New Sensations: Syd Goes Solo, Scandi-Pop Gets Soulful & Mall-Pop Lives Forever

Carl Williott | January 25, 2017 10:00 am

New Sensations is our semi-regular roundup of emerging acts you oughta know.

In 2017, music will be more of a cultural counterweight and psychological salve than ever before for our generation. The songs here have little to do with the former; as far as I can tell they’re mostly about love. So escape into them. Let’s build some newcomers up before the circus peanut king burns everything down.
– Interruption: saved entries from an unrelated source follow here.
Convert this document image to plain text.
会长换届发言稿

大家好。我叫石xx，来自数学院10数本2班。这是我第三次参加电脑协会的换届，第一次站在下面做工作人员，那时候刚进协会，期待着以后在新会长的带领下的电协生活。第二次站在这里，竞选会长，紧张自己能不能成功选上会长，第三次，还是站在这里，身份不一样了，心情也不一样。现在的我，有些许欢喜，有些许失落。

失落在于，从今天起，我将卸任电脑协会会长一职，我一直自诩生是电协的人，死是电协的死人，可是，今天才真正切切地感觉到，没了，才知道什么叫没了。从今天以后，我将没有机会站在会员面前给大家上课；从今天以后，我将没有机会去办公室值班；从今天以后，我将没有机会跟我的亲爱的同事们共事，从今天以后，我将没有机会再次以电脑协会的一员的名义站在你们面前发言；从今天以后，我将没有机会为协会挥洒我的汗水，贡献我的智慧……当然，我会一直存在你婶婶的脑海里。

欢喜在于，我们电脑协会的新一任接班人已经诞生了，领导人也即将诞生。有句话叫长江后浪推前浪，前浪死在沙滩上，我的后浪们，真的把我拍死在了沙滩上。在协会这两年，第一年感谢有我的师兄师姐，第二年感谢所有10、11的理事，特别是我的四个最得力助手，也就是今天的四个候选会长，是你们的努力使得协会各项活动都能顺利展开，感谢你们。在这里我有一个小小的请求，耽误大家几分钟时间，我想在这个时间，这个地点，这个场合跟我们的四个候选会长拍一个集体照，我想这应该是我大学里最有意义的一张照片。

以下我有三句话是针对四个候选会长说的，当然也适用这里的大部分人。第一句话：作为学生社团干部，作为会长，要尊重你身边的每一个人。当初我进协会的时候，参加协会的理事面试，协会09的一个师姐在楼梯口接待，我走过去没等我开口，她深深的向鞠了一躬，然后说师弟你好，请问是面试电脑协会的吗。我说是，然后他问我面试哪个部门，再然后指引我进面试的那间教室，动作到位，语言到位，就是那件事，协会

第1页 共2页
Enjoy the four new acts below while you still can.

Syd

OK we’re cheating a little, since The Internet‘s frontwoman isn’t a new entity. But as a solo artist she’s new on the scene, with her debut album Fin out February 3. First taste “All About Me” was much more pop-oriented than the cloudy digi-soul of her band, and she followed that up with the bass-heavy bedroom jam “Body.” In two quick drops, Syd has already shown she might cover even more ground out on her own than she did with her band or as a member of Odd Future.

dePresno

Norwegian singer dePresno hails from the same town that spawned AURORA, Kygo and Röyksopp. And his latest single, “See You Soon,” proves whatever’s in the water there is working. The combination of gravel and grace in his vocals allows him to utilize dancefloor flourishes or tender, piano-driven falsetto moments without ever sounding out of place. His debut album is out later this year.

Temptress

This London duo writes and produces all their material, and both members sing, giving everything a nice Human League male-female duality. But instead of dancey synth-pop, it’s dancey R&B. “Guilty Pleasure” sneaks in a sly steel drum motif to place the song firmly in today’s landscape without leaning on the dancehall-pop tropes that currently dominate. As for “Lies,” it’s all floaty seduction until that TNGHT-level horn drop rattles everything.

joan

A fresh find doesn’t get any fresher than this. Alan Thomas and Steven Rutherford met a few months ago, teamed up as joan, and just this week released their debut single. It was co-produced by Walk The Moon producer Tim Pagnotta, and it almost feels like a male counterpart to the utopian ’80s pop vision that Carly Rae Jepsen presented on E•MO•TION: blissed-out keys, guitar flicks and gated drums working in unison as an optimized chorus delivery system.